I think I prefer your viewpoint from last year, Mr. Sentimental:
Then it's not Fleming's Bond; despite all of his prejudices and frailties, he was a deeply romantic, chivalric, and yes, sentimental man. I could never see him treat Mathis in such an expedient and ruthless manner.
I completely disagree; the two examples you cite are completely unrelated. When Quarrel was immolated by Dr No's Dragon Tank, Bond was captured immediately, and therefore there was no time for covering his tracks by hiding him out of clear view. When Bey was murdered, there was no incrimination involved whatsoever, so hiding his body would have been unnecessary.
The truth is, something like this has never really happened in the franchise before; Bond being planted with the beaten, unconscious body of an ally, who is then shot by police, who are disposed of by Bond, who then comforts the ally until he dies, then plants his body in a skip and steals his wallet, to make it look like a robbery and keep him out of the bloody street, as a mark of respect. As it was a pretty grubby ally, there wouldn't be any nicer alternatives to a skip/dumpster, and keeping him on the street would be a bad move.
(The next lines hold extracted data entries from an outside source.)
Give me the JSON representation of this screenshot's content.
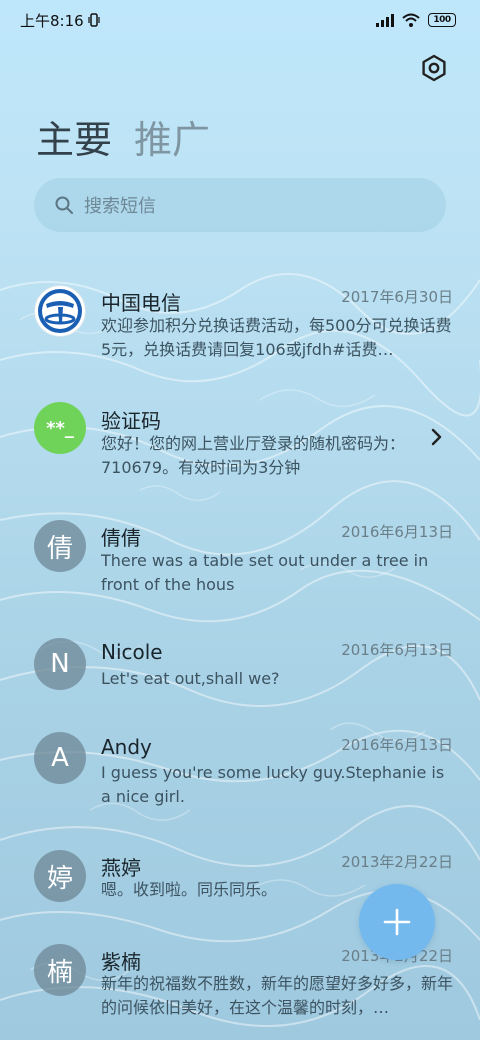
{
  "status_bar": {
    "time": "上午8:16",
    "battery": "100"
  },
  "header": {
    "settings_icon": "hexagon-gear-icon",
    "tabs": [
      {
        "label": "主要",
        "active": true
      },
      {
        "label": "推广",
        "active": false
      }
    ]
  },
  "search": {
    "placeholder": "搜索短信"
  },
  "conversations": [
    {
      "avatar_type": "china-telecom-logo",
      "name": "中国电信",
      "date": "2017年6月30日",
      "preview": "欢迎参加积分兑换话费活动，每500分可兑换话费5元，兑换话费请回复106或jfdh#话费…"
    },
    {
      "avatar_type": "verification-code",
      "avatar_text": "**_",
      "avatar_color": "#6fd35a",
      "name": "验证码",
      "date": "",
      "preview": "您好！您的网上营业厅登录的随机密码为：710679。有效时间为3分钟"
    },
    {
      "avatar_text": "倩",
      "name": "倩倩",
      "date": "2016年6月13日",
      "preview": "There was a table set out under a tree in front of the hous"
    },
    {
      "avatar_text": "N",
      "name": "Nicole",
      "date": "2016年6月13日",
      "preview": "Let's eat out,shall we?"
    },
    {
      "avatar_text": "A",
      "name": "Andy",
      "date": "2016年6月13日",
      "preview": "I guess you're some lucky guy.Stephanie is a nice girl."
    },
    {
      "avatar_text": "婷",
      "name": "燕婷",
      "date": "2013年2月22日",
      "preview": "嗯。收到啦。同乐同乐。"
    },
    {
      "avatar_text": "楠",
      "name": "紫楠",
      "date": "2013年2月22日",
      "preview": "新年的祝福数不胜数，新年的愿望好多好多，新年的问候依旧美好，在这个温馨的时刻，…"
    }
  ],
  "fab": {
    "icon": "plus-icon",
    "color": "#74b9ee"
  }
}
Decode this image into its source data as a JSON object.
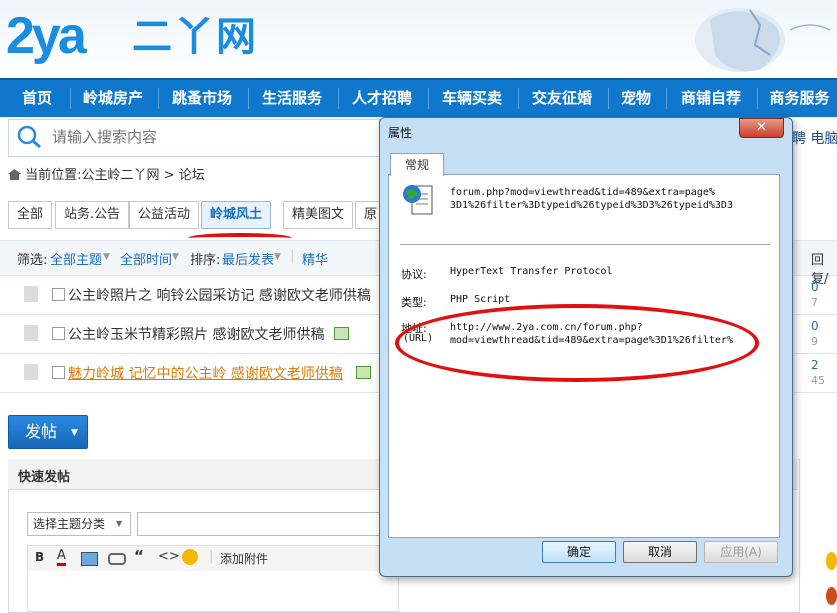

Also, the motif of bodies being placed in car-boots adds a meta-narrative to the two-film story arc (Mathis getting Obanno and his henchman placed in Le Chiffre's heavy's car boot; Mr. White being dumped in the boot of Bond's Aston Martin; Mathis being planted in Bond's car boot; and Greene being shoved into his own car boot by Bond). You could say it symbolises the hard reality of the world of espionage; never knowing who will be placed next in the dreaded boot/coffin.